Изменить размер шрифта - +
Ореол вокруг дедовой руки был как огонь святого Эльма.

– Кто здесь? – спросила женщина.

– Сосед.

Зажигалка в руке нагрелась, и дед ее захлопнул. В темноте плыли огненные пятна от погасшего пламени. Потом глаза привыкли, и дед понял, что может видеть. Рассвет во Флориде наступает стремительно: еще десять минут, и будет утро.

– Миссис Винокур говорит, что видела его. Она зовет его Алистером, – сказала женщина, которая представилась как Салли Зихель. – Как ты думаешь, он правда есть?

– Кто-то есть, – ответил дед, не склонный обманывать людей лживыми утешениями. Он считал, что Филлис Винокур – врушка, но сомневался, что коты и болонки Фонтана-Виллидж убегают за ограду в поисках свободы и живут там вместе, словно четвероногие семинолы. – Как он убежал?

– Я, дура, сама отпустила. Пожалела его. Дома он гулял свободно. Мы с ним сюда перебрались не так давно.

– А дом где?

– Филадельфия.

Деду хотелось заметить, что в Филадельфии с котами тоже приключаются несчастья, но пришлось бы объяснять. Он уже давно ничего не пытался объяснить женщине, и задача представлялась неподъемной.

– Где там?

– Брин-Мор.

– Брин-Мор не Филадельфия.

– Ага, – сказала она. – Да, я слышу это по твоему выговору.

Было уже заметно светлей, и дед видел, что Салли Зихель привлекательная женщина, высокая, стройная, но с большим бюстом. Смуглая кожа, длинный нос с горбинкой, скулы почти как у Кэтрин Хепберн. Может, года на два моложе его, может – нет. На ней была мужская пижама и незашнурованные полусапожки с нижней частью вроде галош, цвета нью-йоркских такси.

– Он обычно приходит на зов?

– Всегда.

– И давно его нет?

– Всю ночь.

– Хм.

– Мне, наверное, не стоило бы говорить такое человеку, с которым только что познакомилась, – сказала Салли Зихель, – но этот паскудный кошак – практически единственный смысл моей жизни.

Деда подмывало ответить что-нибудь вроде: «В таком случае, может, не стоило его отпускать на съедение рептилии в полтонны весом» или «Да ладно тебе, это всего лишь кот». Он скорректировал в худшую сторону первое благоприятное впечатление – впечатление, к которому примешивалось почти забытое и оттого совершенно неожиданное желание.
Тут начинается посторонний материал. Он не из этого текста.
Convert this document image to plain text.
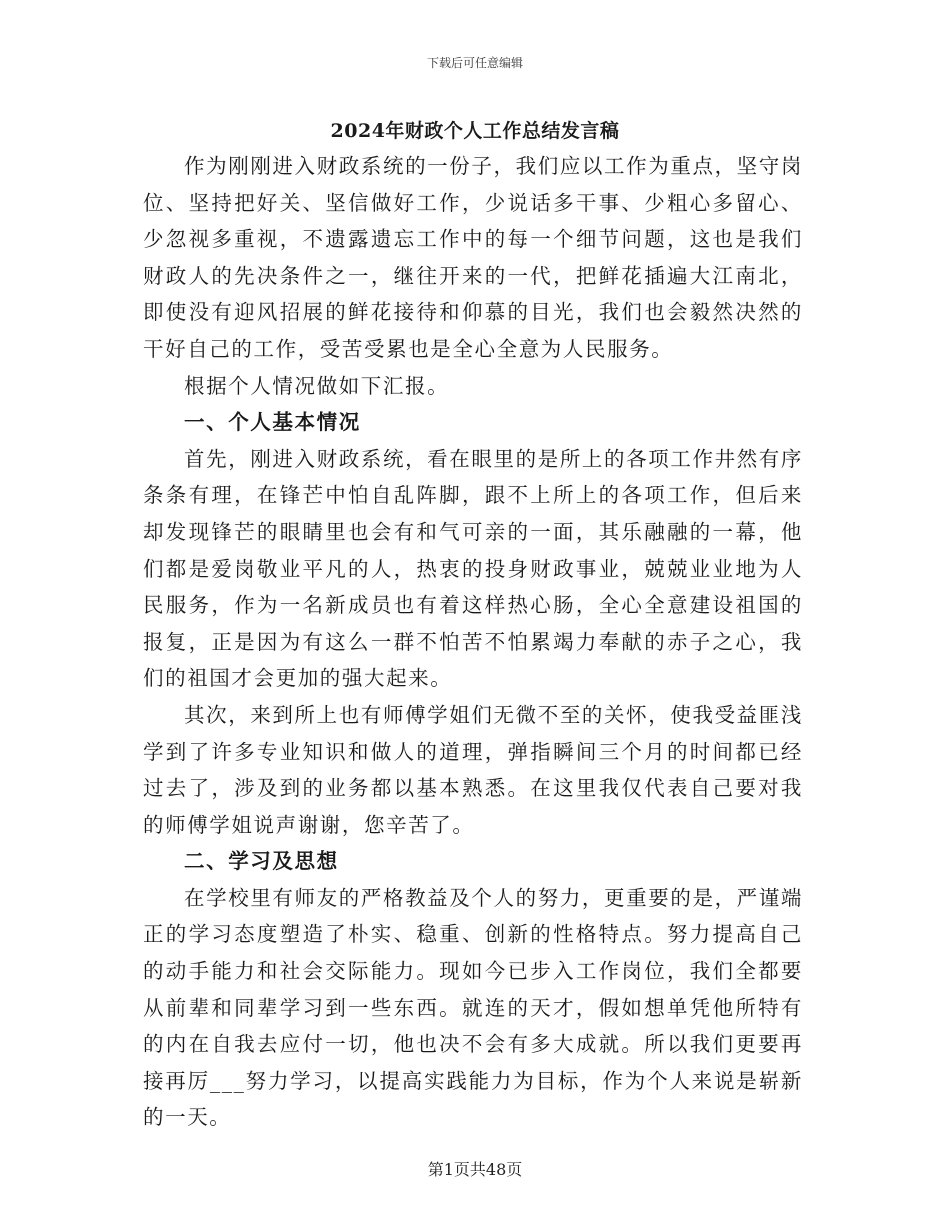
下载后可任意编辑
2024年财政个人工作总结发言稿

作为刚刚进入财政系统的一份子，我们应以工作为重点，坚守岗位、坚持把好关、坚信做好工作，少说话多干事、少粗心多留心、少忽视多重视，不遗露遗忘工作中的每一个细节问题，这也是我们财政人的先决条件之一，继往开来的一代，把鲜花插遍大江南北，即使没有迎风招展的鲜花接待和仰慕的目光，我们也会毅然决然的干好自己的工作，受苦受累也是全心全意为人民服务。

根据个人情况做如下汇报。

一、个人基本情况

首先，刚进入财政系统，看在眼里的是所上的各项工作井然有序条条有理，在锋芒中怕自乱阵脚，跟不上所上的各项工作，但后来却发现锋芒的眼睛里也会有和气可亲的一面，其乐融融的一幕，他们都是爱岗敬业平凡的人，热衷的投身财政事业，兢兢业业地为人民服务，作为一名新成员也有着这样热心肠，全心全意建设祖国的报复，正是因为有这么一群不怕苦不怕累竭力奉献的赤子之心，我们的祖国才会更加的强大起来。

其次，来到所上也有师傅学姐们无微不至的关怀，使我受益匪浅学到了许多专业知识和做人的道理，弹指瞬间三个月的时间都已经过去了，涉及到的业务都以基本熟悉。在这里我仅代表自己要对我的师傅学姐说声谢谢，您辛苦了。

二、学习及思想

在学校里有师友的严格教益及个人的努力，更重要的是，严谨端正的学习态度塑造了朴实、稳重、创新的性格特点。努力提高自己的动手能力和社会交际能力。现如今已步入工作岗位，我们全都要从前辈和同辈学习到一些东西。就连的天才，假如想单凭他所特有的内在自我去应付一切，他也决不会有多大成就。所以我们更要再接再厉___努力学习，以提高实践能力为目标，作为个人来说是崭新的一天。

第1页共48页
Да и вообще, надо быть осторожнее с женщинами, которые выходят из дому, не зашнуровав обувь.

– Я знаю, что ты думаешь, – сказала она. – Это всего лишь кот.

– Вовсе нет.

– Просто я недавно похоронила мужа. А Рамон был, вообще-то, его кот.

– Ясно.

– Они очень дружили.

– Понятно, – ответил мой дед. – А я похоронил жену.

– Давно?

– Четырнадцать лет назад.

– А. Извини.

Салли заплакала. Она стояла в пижаме, обхватив себя руками под великолепной грудью. Смотрела на Джунгли, поглотившие мужниного кота. По щекам потекли слезы. Она шмыгнула носом. Дед достал из заднего кармана шортов кусок ветоши, которым обычно протирал объектив фотоаппарата, и протянул Салли.
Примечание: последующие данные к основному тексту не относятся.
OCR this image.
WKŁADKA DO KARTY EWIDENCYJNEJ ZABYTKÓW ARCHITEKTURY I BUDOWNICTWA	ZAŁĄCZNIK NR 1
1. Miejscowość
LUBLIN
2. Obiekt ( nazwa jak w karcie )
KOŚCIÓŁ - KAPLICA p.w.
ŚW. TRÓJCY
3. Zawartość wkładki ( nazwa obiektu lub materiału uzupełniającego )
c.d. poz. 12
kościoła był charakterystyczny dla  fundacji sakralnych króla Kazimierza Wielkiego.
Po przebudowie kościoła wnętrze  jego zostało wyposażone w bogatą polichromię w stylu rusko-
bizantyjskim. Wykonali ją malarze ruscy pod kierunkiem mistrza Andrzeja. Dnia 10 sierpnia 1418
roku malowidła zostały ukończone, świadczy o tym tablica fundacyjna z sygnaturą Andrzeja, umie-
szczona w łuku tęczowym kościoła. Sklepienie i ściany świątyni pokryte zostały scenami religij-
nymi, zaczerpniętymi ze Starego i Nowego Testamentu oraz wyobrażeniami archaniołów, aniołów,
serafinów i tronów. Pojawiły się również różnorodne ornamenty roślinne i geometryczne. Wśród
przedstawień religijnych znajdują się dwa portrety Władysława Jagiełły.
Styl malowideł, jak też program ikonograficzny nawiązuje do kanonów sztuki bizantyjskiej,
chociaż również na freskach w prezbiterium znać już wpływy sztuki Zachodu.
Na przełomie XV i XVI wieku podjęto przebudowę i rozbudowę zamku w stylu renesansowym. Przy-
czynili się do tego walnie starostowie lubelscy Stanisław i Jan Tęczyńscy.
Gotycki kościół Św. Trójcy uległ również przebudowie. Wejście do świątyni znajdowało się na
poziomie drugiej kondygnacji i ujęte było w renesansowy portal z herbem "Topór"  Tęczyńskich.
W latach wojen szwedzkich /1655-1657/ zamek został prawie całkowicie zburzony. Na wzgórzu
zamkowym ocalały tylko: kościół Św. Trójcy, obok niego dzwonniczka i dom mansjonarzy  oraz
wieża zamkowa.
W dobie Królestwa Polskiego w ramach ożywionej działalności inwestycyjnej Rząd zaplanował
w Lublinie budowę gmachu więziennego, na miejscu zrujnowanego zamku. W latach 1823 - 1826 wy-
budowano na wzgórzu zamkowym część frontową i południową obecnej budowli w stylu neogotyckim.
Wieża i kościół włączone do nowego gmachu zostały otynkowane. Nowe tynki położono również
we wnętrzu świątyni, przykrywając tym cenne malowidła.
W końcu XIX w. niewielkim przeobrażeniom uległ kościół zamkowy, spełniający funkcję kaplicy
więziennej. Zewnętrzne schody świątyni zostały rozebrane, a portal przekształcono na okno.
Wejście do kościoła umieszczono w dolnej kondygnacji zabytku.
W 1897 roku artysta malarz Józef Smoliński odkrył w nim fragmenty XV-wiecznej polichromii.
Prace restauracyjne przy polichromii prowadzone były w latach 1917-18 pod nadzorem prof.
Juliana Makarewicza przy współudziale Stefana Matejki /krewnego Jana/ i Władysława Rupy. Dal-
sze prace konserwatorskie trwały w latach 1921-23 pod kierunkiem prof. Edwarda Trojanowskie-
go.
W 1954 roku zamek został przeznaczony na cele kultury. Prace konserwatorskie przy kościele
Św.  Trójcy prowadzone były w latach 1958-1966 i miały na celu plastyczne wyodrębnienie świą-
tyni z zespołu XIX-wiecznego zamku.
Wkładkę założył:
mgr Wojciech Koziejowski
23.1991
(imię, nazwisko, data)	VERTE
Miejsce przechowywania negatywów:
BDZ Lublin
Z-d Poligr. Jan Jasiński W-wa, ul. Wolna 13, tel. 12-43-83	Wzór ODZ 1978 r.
– Ой, – сказала она, сморкаясь в ветошь.

Дед вспомнил – столько же пахом, сколько умом и сердцем, – цирковую девушку, которая раздвинула для него ноги в домике на Гринвичской станции. Окровавленную ветошь в ее кулаке.

– Какой ты рыцарь! Спасибо.

Он знал, что рыцарственно было бы обнять Салли Зихель за плечи.